The old adage—turn off the lights to save some money—just doesn’t work when it comes to the government.
In fact, shuttering government offices has actually cost taxpayers money—an estimated $2 billion in today’s dollars the last time it happened in 1995 and 1996, when the government closed for 27 days.
And this time would be no different, budget experts say. Even if workers aren’t given backpay, as they were in the nineties, the government will still lose out on important sources of revenue, like inspection fines and visa and licensing fees. Plus, there are back costs to re-opening.
So while Republicans continue to dig in the ongoing budget showdown, they could end up doing the very thing they say they’re in Washington to stop: new government bills.
"It doesn't save any money at all," says Stan Collender, a former Congressional budget aide. "You might not pay the employees like we did that last time—you may save on some salaries—but you're going to incur additional costs."
How did that happen?
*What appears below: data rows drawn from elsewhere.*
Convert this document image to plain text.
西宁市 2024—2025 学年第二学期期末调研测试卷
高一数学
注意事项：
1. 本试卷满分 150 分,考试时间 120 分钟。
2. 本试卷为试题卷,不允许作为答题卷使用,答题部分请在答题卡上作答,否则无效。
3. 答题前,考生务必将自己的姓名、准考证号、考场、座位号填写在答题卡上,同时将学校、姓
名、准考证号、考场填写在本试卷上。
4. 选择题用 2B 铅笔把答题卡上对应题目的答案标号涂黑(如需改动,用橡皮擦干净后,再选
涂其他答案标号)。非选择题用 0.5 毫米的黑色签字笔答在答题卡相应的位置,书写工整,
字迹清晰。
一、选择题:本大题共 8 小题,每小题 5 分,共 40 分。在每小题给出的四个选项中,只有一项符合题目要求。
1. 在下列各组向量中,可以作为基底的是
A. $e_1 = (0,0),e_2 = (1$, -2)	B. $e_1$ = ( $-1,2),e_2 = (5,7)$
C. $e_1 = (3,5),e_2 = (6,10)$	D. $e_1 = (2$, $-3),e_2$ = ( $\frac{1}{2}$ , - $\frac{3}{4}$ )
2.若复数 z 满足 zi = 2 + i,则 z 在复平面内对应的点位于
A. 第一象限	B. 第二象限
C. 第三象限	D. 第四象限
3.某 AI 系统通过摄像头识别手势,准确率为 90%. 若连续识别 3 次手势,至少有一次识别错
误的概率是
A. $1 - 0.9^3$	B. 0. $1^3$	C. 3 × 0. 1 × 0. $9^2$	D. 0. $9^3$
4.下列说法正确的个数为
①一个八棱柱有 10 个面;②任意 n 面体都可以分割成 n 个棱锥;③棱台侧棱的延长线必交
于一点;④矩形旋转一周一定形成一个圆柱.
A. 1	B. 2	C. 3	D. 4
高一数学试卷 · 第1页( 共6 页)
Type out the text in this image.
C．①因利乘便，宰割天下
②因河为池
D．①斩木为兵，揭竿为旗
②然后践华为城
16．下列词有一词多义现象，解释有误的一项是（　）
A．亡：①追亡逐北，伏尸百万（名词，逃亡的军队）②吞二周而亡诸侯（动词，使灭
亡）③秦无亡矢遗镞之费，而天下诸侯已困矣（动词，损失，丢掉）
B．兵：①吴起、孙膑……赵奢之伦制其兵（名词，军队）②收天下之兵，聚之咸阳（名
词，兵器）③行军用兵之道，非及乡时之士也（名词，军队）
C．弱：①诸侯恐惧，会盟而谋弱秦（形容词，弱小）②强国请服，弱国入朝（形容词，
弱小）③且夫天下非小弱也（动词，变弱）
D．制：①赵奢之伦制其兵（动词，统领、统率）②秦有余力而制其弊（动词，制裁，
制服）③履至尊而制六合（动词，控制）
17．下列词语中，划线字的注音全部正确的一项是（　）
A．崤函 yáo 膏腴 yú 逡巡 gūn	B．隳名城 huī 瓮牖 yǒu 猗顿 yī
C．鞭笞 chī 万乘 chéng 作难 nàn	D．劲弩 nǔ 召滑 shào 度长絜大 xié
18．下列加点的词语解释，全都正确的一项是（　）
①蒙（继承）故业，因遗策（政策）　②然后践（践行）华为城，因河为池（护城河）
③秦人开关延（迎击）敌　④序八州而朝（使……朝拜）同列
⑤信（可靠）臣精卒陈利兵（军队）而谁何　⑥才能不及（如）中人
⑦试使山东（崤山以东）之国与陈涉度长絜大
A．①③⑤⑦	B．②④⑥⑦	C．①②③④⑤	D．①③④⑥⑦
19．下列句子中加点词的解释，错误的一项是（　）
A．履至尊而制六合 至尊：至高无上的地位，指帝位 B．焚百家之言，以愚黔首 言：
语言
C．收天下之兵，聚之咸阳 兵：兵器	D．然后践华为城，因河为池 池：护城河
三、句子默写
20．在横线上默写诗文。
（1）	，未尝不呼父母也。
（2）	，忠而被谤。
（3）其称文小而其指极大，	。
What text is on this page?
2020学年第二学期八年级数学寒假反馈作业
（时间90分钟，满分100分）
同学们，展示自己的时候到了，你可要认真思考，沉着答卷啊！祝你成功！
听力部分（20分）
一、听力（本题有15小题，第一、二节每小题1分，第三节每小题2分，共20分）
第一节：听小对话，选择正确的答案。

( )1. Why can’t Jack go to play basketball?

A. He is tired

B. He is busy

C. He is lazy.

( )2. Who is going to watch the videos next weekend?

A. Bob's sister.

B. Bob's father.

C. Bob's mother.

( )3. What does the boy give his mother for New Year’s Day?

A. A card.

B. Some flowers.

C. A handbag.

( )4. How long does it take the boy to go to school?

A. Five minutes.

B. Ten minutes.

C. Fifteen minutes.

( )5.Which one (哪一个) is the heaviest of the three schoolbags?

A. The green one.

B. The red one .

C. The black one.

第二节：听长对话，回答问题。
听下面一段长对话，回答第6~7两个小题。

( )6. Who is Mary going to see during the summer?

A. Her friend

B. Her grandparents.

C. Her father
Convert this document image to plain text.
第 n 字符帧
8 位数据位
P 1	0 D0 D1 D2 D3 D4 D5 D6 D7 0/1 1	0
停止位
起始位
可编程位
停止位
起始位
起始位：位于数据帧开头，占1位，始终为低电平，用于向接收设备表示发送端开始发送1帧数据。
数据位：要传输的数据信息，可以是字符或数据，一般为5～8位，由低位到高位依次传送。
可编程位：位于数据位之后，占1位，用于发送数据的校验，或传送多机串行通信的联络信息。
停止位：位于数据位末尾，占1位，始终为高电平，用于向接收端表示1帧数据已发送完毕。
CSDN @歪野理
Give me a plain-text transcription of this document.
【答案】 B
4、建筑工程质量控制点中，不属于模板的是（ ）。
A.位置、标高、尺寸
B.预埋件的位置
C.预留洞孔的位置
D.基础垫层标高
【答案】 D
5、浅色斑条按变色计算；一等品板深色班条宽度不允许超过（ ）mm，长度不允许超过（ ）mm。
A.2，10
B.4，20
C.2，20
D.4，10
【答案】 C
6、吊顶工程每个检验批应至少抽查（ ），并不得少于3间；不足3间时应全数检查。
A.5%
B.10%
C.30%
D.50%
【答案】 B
During the 1995-1996 shutdown—actually two government closures that lasted a total of 27 days— government workers who were furloughed ultimately received backpay for the days that weren't allowed to come to work. That was the biggest cost of the shutdown, totaling about $1 billion, according to the Office of Management and Budget.
At least 800,000 federal workers are expected to be furloughed if the government shuts down this week. The Pentagon alone is expected to furlough 400,000 civilian workers, according to a Defense official, who added that a shutdown would delay death benefits to the families of military who die on active duty.
The government would also lose money from revenue, fees, and fines. The Environmental Protection Agency, for example, estimated that $63 million in environmental inspection fines weren't collected in 1995-96. About 200,000 passport applications went unprocessed, as did 20,000-30,000 visa applications from foreigners every day, which meant lost application fees. Over 1,000 export licenses and their accompanying fees were also delayed, according to OMB.
In total, the OMB estimated that the 1995-96 shutdown cost a total of $1.4 billion, or about $2 billion in today's dollars. Some of the lost revenue in fees and fines would eventually be recouped.
But the price tag also doesn't include the indirect costs of a government shutdown. If the government shuts down on Tuesday, all 401 national parks, monuments, battlefields, and other park units would be closed. In 1995-96, the closure of those parks cost businesses and local governments $295 million by preventing 7 million park visits, as political scientist Roy Meyers points out.
Even more money could be lost every day this time around. "According to the Department of the Interior, the last government shutdown in 1995-1996 cost local businesses $14 million per day. Our analysis indicates the actual impact on businesses now could be closer to $30 million per day," the National Parks Conservation Association said.
More federal workers could end up being furloughed as well: In 1995, Congress had already passed a defense appropriations bill, funding both military servicemembers
Even before a shutdown happens, the government becomes less productive: "You've got the lost efficiency of projects that are going to stop in their tracks," says Collender. Agencies lose time by having to make contingency plans; unpredictable budgets make government spending less efficient; and private contractors lose out on bidding opportunities.
"The possibility of a shutdown has left contractors wondering how or even if they can continue to perform their federal contracts," the Associated General Contractors of America said on Thursday. And a shutdown would be a double whammy for both government workers and private contractors already hit by the across-the-board sequestration cuts that have been in effect since March.
While a brief shutdown wouldn't have much of a noticeable effect on Main Street, a shutdown that lasted for weeks could reduce the country's economic growth this quarter by 1 to 1.5 percentage points, according to Mark Zandi, chief economist of Moody's Analytics.
That said, there are also differences between today and the Clinton era that could affect the ultimate cost of a shutdown. Backpay to federal workers isn't automatically granted. Congress must pass legislation to spend the money, and it's less likely to do so this time around, as legislators have put federal workers' pay and benefits on the front lines of fiscal restraint. That could significantly lower the immediate price tag, as compared to 1995-96.
But while it might save taxpayers money, experts say withholding federal pay wouldn't change the overall cost of a shutdown to the economy. "Irrespective of whether the federal government pays them, the workers will be sitting at home not producing anything when they could be working providing services to the country," said David Kamin, a budget expert and law professor at New York University. "That's a cost to the economy, whether or not the workers get paid."